In that third period, the game tightened up. When the Oilers Glenn Anderson was called for a high-sticking minor with under seven minutes to play, the Flyers had a golden opportunity to tie the game. On that power play, Pelle Eklund passed the puck from the near boards perfectly to Propp in the slot. Propp’s shot went high over the glove hand of Oilers goalie Grant Fuhr into the net to tie the game at two.
With the 17,222 fans still abuzz from the Flyers comeback, it was just over a minute later when J.J. Daigneault became the hero.

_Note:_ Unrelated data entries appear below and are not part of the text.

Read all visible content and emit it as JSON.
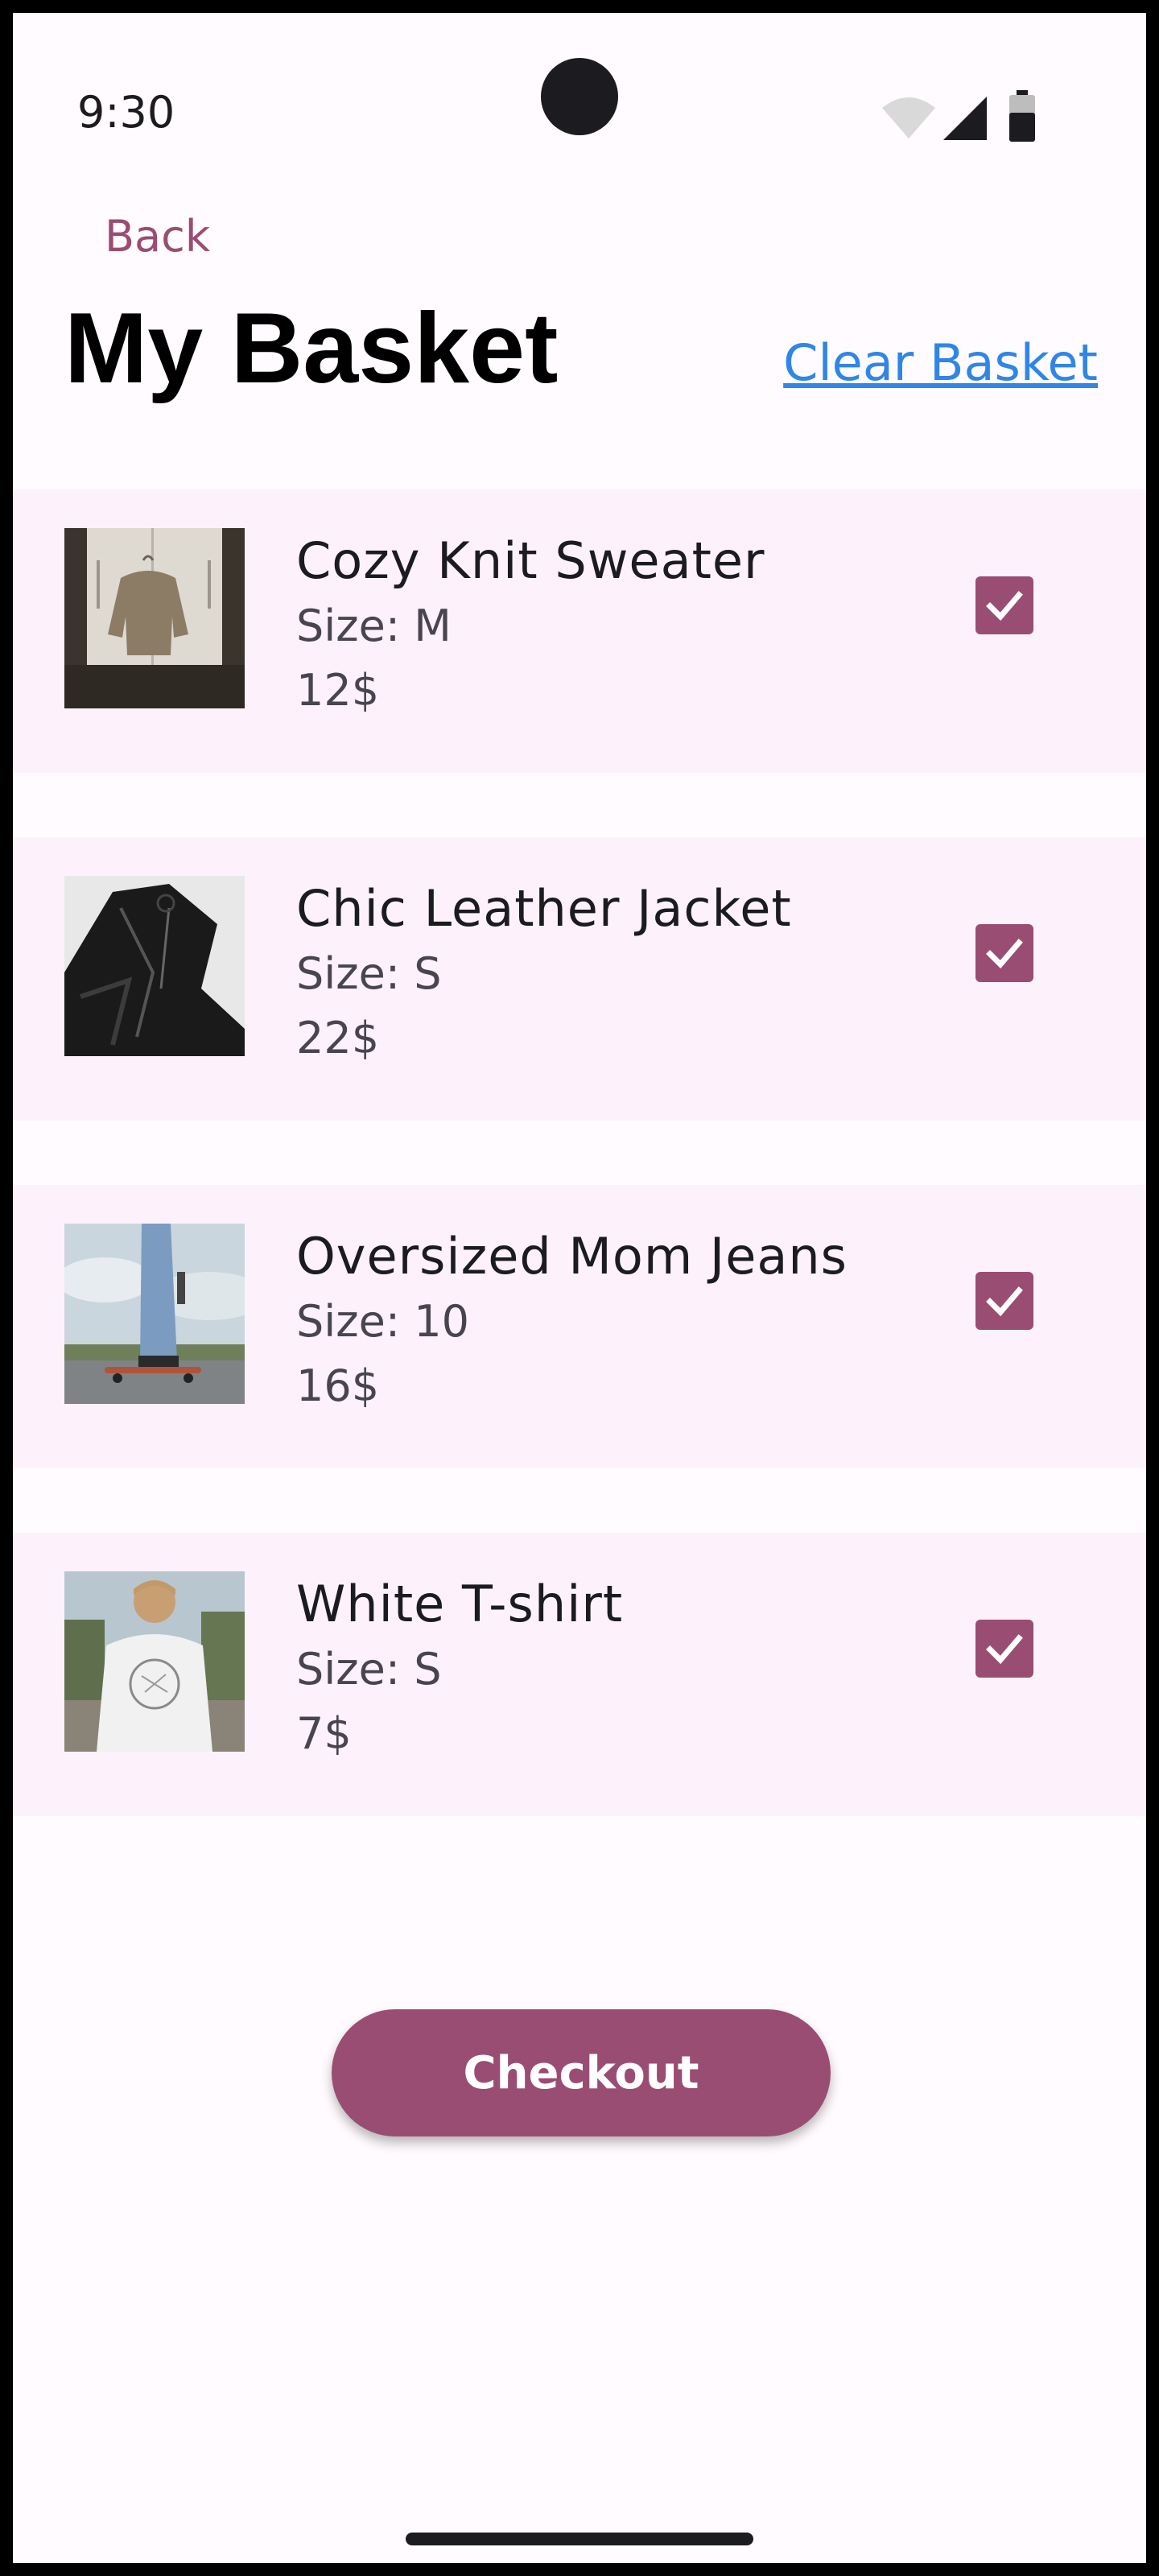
{
  "status_bar": {
    "time": "9:30",
    "icons": [
      "wifi-icon",
      "signal-icon",
      "battery-icon"
    ]
  },
  "header": {
    "back_label": "Back",
    "title": "My Basket",
    "clear_label": "Clear Basket"
  },
  "items": [
    {
      "name": "Cozy Knit Sweater",
      "size": "Size: M",
      "price": "12$",
      "checked": true,
      "image": "knit-sweater-on-hanger"
    },
    {
      "name": "Chic Leather Jacket",
      "size": "Size: S",
      "price": "22$",
      "checked": true,
      "image": "black-leather-jacket"
    },
    {
      "name": "Oversized Mom Jeans",
      "size": "Size: 10",
      "price": "16$",
      "checked": true,
      "image": "jeans-on-skateboard"
    },
    {
      "name": "White T-shirt",
      "size": "Size: S",
      "price": "7$",
      "checked": true,
      "image": "person-in-white-tshirt"
    }
  ],
  "checkout_label": "Checkout",
  "colors": {
    "accent": "#9a4d72",
    "item_background": "#fdf2fb",
    "screen_background": "#fffbfe",
    "link": "#2f86e6"
  }
}
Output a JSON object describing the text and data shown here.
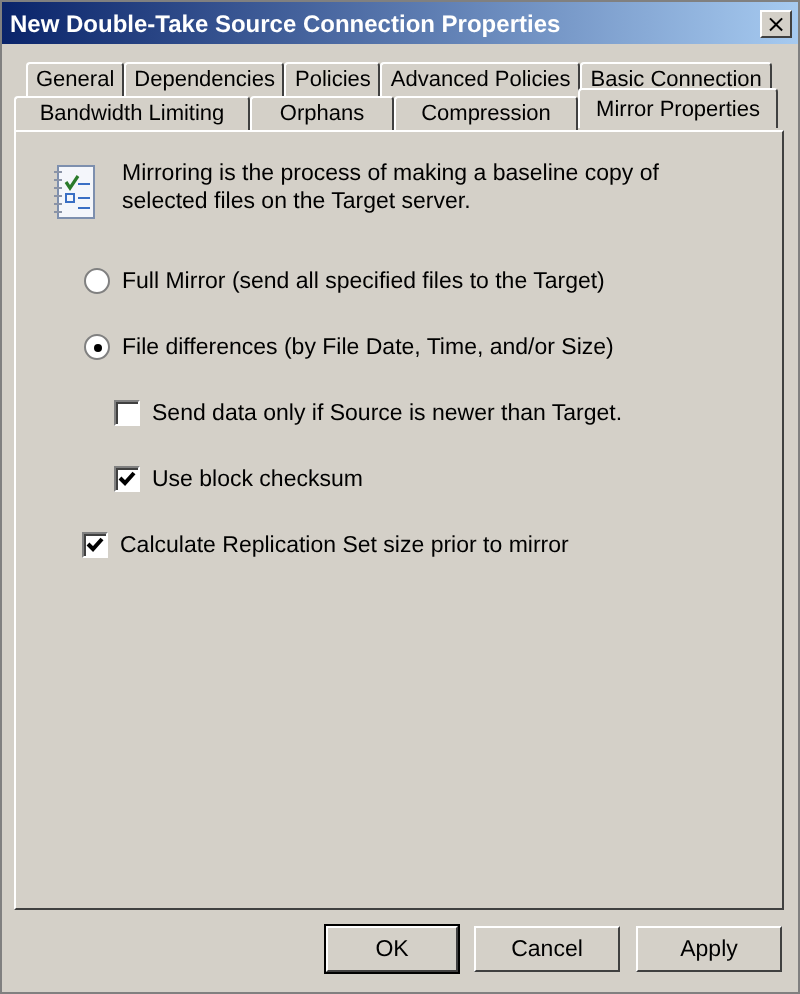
{
  "window": {
    "title": "New Double-Take Source Connection Properties",
    "close_label": "×"
  },
  "tab_rows": [
    {
      "tabs": [
        {
          "label": "General",
          "selected": false
        },
        {
          "label": "Dependencies",
          "selected": false
        },
        {
          "label": "Policies",
          "selected": false
        },
        {
          "label": "Advanced Policies",
          "selected": false
        },
        {
          "label": "Basic Connection",
          "selected": false
        }
      ]
    },
    {
      "tabs": [
        {
          "label": "Bandwidth Limiting",
          "selected": false
        },
        {
          "label": "Orphans",
          "selected": false
        },
        {
          "label": "Compression",
          "selected": false
        },
        {
          "label": "Mirror Properties",
          "selected": true
        }
      ]
    }
  ],
  "description": "Mirroring is the process of making a baseline copy of selected files on the Target server.",
  "options": [
    {
      "kind": "radio",
      "label": "Full Mirror (send all specified files to the Target)",
      "selected": false
    },
    {
      "kind": "radio",
      "label": "File differences (by File Date, Time, and/or Size)",
      "selected": true,
      "children": [
        {
          "kind": "checkbox",
          "label": "Send data only if Source is newer than Target.",
          "checked": false
        },
        {
          "kind": "checkbox",
          "label": "Use block checksum",
          "checked": true
        }
      ]
    },
    {
      "kind": "checkbox",
      "label": "Calculate Replication Set size prior to mirror",
      "checked": true
    }
  ],
  "buttons": [
    "OK",
    "Cancel",
    "Apply"
  ]
}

As Flyer Peter Zezel broke down the wing on a 3-on-2, Scott Mellanby was in the middle of the ice. Once Zezel gained the line, Mellanby headed for the net. Zezel tried a cross ice pass to Propp on the left wing, but was intercepted by the backchecking Jari Kurri of Edmonton. His clearing attempt banked off of the boards and hit the softest spot imaginable, as the carom slowed to a crawl on the third period Spectrum ice towards the blue line.
Daigneault skated towards the puck, decided not to stop it and in all one motion, fired a laser right inside the far post from 60 feet away. With Mellanby in front and Lowe nearby, Fuhr did not have a chance to see the puck until it was seemingly past him.
The crowd erupted. Many who were there will tell you that it was the loudest it had ever been at the Spectrum. The ovation was deafening and the Oilers, now down a goal with 5:32 left, were stunned.
The Flyers were able to hold off the Oilers the rest of the way and win the game, 3-2, and force a Game 7. Although the Oilers won the Cup and defeated the Flyers for the second time in three years in the Final, you can mention the 1987 series to any Flyers fan and one of their first comments will be "J.J Daigneault’s game-winner in Game 6."